I-69 is a federally designated route, sometimes referred to as the NAFTA Superhighway, that is supposed to run from the Texas-Mexico border to Port Huron, Michigan.  The project, however, has never received sufficient federal dollars to be completed.

To assist the project, TxDOT, at the urging of Valley legislators, agreed some years ago to upgrade Highways 281 and 77 to interstate standards in order to expedite the completion of I-69 in Texas.

Until recently, the Valley was the largest urbanized area in the nation located more than 100 miles from the nearest interstate highway.  Economic development professionals up and down the I-69 route have long argued that a lack of a signed interstate highway is a roadblock to attracting new industries and better jobs to their communities.

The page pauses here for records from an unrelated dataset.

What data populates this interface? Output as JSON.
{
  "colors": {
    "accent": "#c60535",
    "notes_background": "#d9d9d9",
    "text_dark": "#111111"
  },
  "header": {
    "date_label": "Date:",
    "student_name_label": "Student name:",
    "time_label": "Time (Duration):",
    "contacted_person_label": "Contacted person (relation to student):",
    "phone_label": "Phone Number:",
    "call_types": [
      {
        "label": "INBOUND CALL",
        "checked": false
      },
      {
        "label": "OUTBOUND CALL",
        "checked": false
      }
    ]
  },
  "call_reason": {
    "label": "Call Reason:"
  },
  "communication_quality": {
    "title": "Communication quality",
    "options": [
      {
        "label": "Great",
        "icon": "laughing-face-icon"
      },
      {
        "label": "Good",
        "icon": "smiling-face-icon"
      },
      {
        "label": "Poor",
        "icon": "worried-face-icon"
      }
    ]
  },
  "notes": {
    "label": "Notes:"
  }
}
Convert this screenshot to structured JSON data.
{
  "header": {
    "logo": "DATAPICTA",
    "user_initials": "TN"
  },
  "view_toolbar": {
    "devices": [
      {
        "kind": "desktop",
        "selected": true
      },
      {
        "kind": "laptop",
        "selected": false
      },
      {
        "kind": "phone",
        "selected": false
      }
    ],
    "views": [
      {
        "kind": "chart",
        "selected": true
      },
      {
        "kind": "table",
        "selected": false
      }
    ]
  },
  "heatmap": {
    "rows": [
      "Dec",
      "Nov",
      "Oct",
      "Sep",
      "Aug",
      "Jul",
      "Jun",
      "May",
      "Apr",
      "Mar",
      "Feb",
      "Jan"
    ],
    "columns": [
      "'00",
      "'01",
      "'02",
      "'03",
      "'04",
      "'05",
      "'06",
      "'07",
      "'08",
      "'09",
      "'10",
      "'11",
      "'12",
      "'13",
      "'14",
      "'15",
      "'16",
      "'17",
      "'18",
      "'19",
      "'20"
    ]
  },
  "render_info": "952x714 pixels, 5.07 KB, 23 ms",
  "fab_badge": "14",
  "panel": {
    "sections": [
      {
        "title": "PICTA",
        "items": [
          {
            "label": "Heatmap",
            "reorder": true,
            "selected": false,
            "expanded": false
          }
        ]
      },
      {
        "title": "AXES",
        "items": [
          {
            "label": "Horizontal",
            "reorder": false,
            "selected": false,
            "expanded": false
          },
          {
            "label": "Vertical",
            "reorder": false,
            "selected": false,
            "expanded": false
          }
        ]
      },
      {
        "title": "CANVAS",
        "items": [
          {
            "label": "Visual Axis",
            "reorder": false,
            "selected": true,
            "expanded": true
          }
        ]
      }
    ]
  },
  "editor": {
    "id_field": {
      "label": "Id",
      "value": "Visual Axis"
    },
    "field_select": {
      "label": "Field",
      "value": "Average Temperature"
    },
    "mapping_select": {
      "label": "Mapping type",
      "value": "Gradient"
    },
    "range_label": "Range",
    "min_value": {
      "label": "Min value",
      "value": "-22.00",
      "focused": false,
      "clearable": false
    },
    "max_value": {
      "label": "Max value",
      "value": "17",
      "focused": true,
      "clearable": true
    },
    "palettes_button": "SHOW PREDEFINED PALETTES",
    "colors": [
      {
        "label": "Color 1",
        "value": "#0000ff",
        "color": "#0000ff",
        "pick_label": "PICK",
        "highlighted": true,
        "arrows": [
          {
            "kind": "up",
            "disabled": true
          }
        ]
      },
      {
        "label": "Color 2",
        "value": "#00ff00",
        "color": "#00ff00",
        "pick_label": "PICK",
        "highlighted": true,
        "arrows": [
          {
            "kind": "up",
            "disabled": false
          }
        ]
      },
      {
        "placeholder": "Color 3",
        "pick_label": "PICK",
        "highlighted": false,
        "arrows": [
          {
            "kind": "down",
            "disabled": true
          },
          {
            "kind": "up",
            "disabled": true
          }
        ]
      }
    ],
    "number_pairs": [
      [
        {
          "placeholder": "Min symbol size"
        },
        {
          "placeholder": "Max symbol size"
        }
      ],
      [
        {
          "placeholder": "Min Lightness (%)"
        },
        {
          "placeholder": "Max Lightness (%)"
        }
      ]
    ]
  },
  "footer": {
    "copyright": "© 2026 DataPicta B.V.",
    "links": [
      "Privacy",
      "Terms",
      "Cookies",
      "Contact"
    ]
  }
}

I-69 is also timed to coincide with the completion of the Autopista Durango-Mazatlan in Mexico, a $2.2 billion, 143 mile highway stretching from Mexico’s west coast will be the conduit for increased produce shipped to South Texas, according to economic officials in the region.

The highway, a part of which is also called El Espino del Diablo, the Devil’s Backbone, refers to a harrowing 6-hour trek from western Mexico over the mountains in the state of Sinaloa into Durango.  Sinaloa is arguably one of the highest producing states of perishable goods from Mexico into the U.S.

Scheduled for completion, the roadway is the final piece of the east to west highway connecting Mexico’s west coast from Mazatlan to Matamoros.

The trade route will facilitate the import of nearly $4 billion of perishable product into the U.S., according to experts on the border.

“Interstates like I-69 are vital to the entire nation,” Federal Highway Administration  – Texas Division representative Bob Tally.  “They are ‘rivers of trade’ that keep America’s economy strong.”


Former U.S. Senator Kay Bailey Hutchison:

“This is an interstate, and we have the route and support of all along this corridor from here all the way up through Texarkana.  It’s going to open up trade markets and ease travel for everybody, not only in Texas, but through America.”


County Judge John Thompson from Polk County, Chair of the I-69 Alliance:

“The official designation and signing of I-69 in the Valley is the culmination of a 20 year collaborative effort between local, state, and federal leaders who recognize that this interstate will encourage economic development, enhance freight movements, and improve safety of the traveling public.  The Alliance for I-69 Texas is proud to have been a partner in this effort, and we are committed to working to see a seamless I-69 complete from Texarkana to Laredo and the Lower Rio Grande Valley.”


Cameron County PCT 3 Commissioner David A. Garza:GarzaWeb

In the over 25 years of public service of which I have been involved with in our area, this has to be the most important, significant, and historical game changer for the entire South Texas region, both strategically and economically.”


Partnership President and CEO Julian Alvarez:

“What a historical day for the Rio Grande Valley.  With the unveiling of 111 miles of designated interstate highway, the  Rio Grande Valley is one of this country’s largest markets, poised to become even more competitive with an interstate.  I-69 allows this region to connect to major Texas markets, as well as others across North America.”